LINDENHURST - A Lindenhurst homeowner who nearly lost everything to Superstorm Sandy is dealing with new troubles on his block: the foreclosed, mold-ridden home next door.

Dennis Lesser's own home is still under construction, 22 months after Sandy. Earlier this month, his basement suffered flooding due to a rainstorm. But the one problem that he can't fix on his own is the vacant property next door.

Lesser says the property is owned by Wells Fargo, and it has been empty since shortly after Superstorm Sandy. Recently, he says an inspector from the bank allowed him inside to take a look. He says he was stunned by the mold growth he saw inside.

"At one point, we were amazed," he says. "We saw in the one corner on the ceiling a mold spore I've never seen that big. It was probably the size of a basketball."

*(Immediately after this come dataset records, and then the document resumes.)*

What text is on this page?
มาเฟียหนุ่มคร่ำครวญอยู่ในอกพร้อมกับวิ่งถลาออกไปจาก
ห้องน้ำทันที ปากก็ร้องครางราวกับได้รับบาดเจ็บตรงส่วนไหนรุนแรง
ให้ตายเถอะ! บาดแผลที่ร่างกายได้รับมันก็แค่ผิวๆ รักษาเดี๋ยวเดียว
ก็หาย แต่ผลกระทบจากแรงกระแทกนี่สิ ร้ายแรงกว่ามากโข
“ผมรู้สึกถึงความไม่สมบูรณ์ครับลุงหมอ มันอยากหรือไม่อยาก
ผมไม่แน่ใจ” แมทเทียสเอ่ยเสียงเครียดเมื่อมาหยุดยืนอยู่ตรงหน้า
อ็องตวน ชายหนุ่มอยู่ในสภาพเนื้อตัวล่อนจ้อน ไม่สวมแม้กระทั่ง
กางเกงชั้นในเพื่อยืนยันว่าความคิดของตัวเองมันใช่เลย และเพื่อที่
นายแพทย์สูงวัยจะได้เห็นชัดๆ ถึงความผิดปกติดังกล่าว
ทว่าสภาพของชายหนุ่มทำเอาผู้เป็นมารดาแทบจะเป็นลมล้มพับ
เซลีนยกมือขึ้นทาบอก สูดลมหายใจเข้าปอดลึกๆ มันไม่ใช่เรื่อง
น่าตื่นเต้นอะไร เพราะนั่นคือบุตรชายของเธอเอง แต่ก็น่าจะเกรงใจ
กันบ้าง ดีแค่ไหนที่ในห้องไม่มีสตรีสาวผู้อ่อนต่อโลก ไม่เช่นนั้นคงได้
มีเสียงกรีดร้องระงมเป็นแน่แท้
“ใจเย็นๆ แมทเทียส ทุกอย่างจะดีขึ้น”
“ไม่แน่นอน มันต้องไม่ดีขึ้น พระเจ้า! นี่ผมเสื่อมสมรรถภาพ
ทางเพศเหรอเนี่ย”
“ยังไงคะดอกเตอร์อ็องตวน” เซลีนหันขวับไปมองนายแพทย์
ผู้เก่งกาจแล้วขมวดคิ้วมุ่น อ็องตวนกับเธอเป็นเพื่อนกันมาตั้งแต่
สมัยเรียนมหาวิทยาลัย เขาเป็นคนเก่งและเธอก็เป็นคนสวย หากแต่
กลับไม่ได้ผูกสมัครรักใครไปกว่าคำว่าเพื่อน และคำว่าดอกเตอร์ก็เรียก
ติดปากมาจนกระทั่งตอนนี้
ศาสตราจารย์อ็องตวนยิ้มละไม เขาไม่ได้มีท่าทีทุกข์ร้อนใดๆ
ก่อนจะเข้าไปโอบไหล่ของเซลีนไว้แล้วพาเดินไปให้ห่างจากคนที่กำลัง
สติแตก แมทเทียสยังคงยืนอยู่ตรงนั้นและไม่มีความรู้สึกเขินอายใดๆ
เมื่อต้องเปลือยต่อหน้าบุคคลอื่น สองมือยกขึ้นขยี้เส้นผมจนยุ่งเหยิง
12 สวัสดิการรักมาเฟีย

In addition to the mold, there's a wasp's nest on the property, and other neighbors add that cats and even people have apparently spent time at the home recently. But neighbor Keith Daniels says it's the mold that concerns him the most. "All of a sudden I've had a cough for a month, and I think it’s coming from here," he says.

At the home today, there was a notice stuck to the front window indicating the property passed its last inspection on July 18. The notice said the home had been temporarily secured and maintained.

But Lesser says that until the bank does something to address the issues, his options are limited. "It would be nice to sit in my backyard and barbecue, but I have to see which way the wind is blowing first," he says.

News 12 contacted Wells Fargo for a statement. A spokesperson said, in part, "We are looking into the specifics of this situation but are unable to provide further details on such short notice."

A Babylon town spokesperson says that while the town cannot enter a home without a warrant, it will contact the bank on Monday, and if necessary, will send an inspector of its own to examine the situation.